Excerpt of Morning Song by Karen Robards

Chapter One

He was going to be trouble. Jessie knew it from the
instant she laid eyes on him.

Disheveled and more than a little sweaty from her morning
ride, she had just come up through the house from the
stables and collapsed in a rocking chair on the second-
story gallery, which, thankfully, was shady and situated
to catch the faintest breeze. Her thick, curly auburn
hair, having escaped from its careless bun long since,
tumbled anyhow around her face and down her back. One
particularly irritating strand had found its way inside
her collar and tickled her neck. Grimacing, she scratched
at the irritation, neither noticing nor caring about the
smear of mud on her knuckles that her action dully
transferred to her right cheek. Indeed, the dirty streak
was not the abomination it might have been, so well did it
blend with the general unkemptness of her appearance.

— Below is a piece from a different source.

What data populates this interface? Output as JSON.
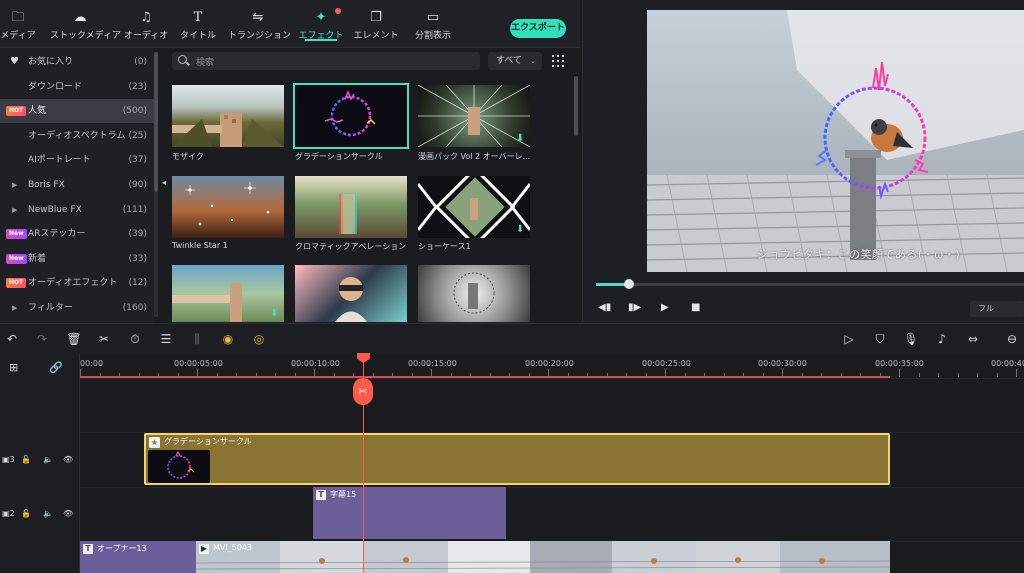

The riding dress she wore had been made for her when she
was thirteen, five years before. It had once been deep
bottle green, but it was so faded by years of hard use
that in some spots it was the color of dust-dulled spring
grass. To make matters worse, she had been considerably
less well developed five years ago. The buttons up the
front of the bodice strained to hold it together, mashing
her generous bosom nearly flat in the process, and this
despite the fact that only the previous year Tudi had
added wide insets of fabric to the garment's side seams.
The skirt was much darned and some three inches too short,
allowing far more of her worn black boots to show than
propriety permitted. Not that propriety even entered
Jessie's headas she lifted her feet, crossed them at the
ankles, and rested her lower heel on the railing that ran
around the gallery, putting a scandalous amount of white
cotton stocking and thrice-turned petticoat on view.

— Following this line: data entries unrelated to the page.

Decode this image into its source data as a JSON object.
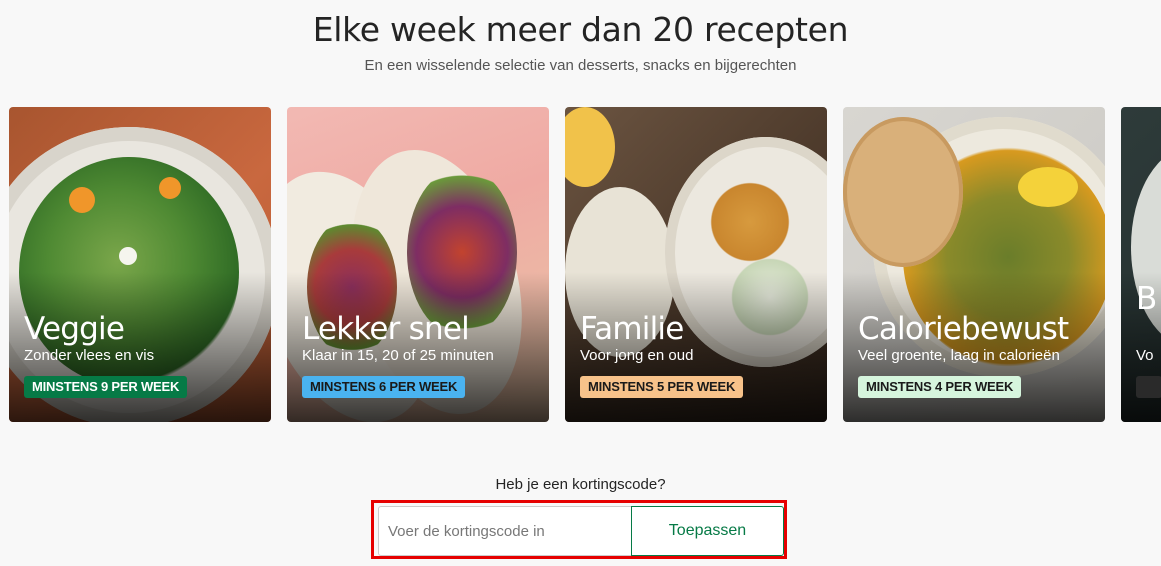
{
  "heading": "Elke week meer dan 20 recepten",
  "subheading": "En een wisselende selectie van desserts, snacks en bijgerechten",
  "cards": [
    {
      "title": "Veggie",
      "description": "Zonder vlees en vis",
      "badge": "MINSTENS 9 PER WEEK",
      "badge_bg": "#067a46",
      "badge_fg": "#ffffff"
    },
    {
      "title": "Lekker snel",
      "description": "Klaar in 15, 20 of 25 minuten",
      "badge": "MINSTENS 6 PER WEEK",
      "badge_bg": "#4ab3f0",
      "badge_fg": "#1a1a1a"
    },
    {
      "title": "Familie",
      "description": "Voor jong en oud",
      "badge": "MINSTENS 5 PER WEEK",
      "badge_bg": "#f7c28a",
      "badge_fg": "#1a1a1a"
    },
    {
      "title": "Caloriebewust",
      "description": "Veel groente, laag in calorieën",
      "badge": "MINSTENS 4 PER WEEK",
      "badge_bg": "#d6f5dd",
      "badge_fg": "#1a1a1a"
    },
    {
      "title": "B",
      "description": "Vo",
      "badge": "",
      "badge_bg": "#2a2a2a",
      "badge_fg": "#ffffff"
    }
  ],
  "discount": {
    "label": "Heb je een kortingscode?",
    "placeholder": "Voer de kortingscode in",
    "button": "Toepassen"
  },
  "colors": {
    "accent_green": "#067a46",
    "highlight_border": "#e60000"
  }
}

"Here, now, you cain't do that! You put your laigs down
and sit like a lady!" Tudi protested, scandalized. She was
seated in another of the half-dozen rockers that lined the
wide porch, her gnarled black hands buried deep in a bowl
of string beans she was snapping for supper. Jessie gave
an ill-used sigh but obeyed, letting her feet drop loudly.
With a satisfied grunt Tudi returned her attention to the
beans.

Beside the porch, a ruby-throated hummingbird flitted in
and out of the pink-veined blossoms of the mimosa from
which the vast cotton plantation took its name. The tiny
bird's characteristic sound and bright plumage drew
Jessie's eyes. Watching it, she bit with relish into the
cherry tartlet she had purloined from Rosa, the cook, on
her way through the house to tide her over until luncheon.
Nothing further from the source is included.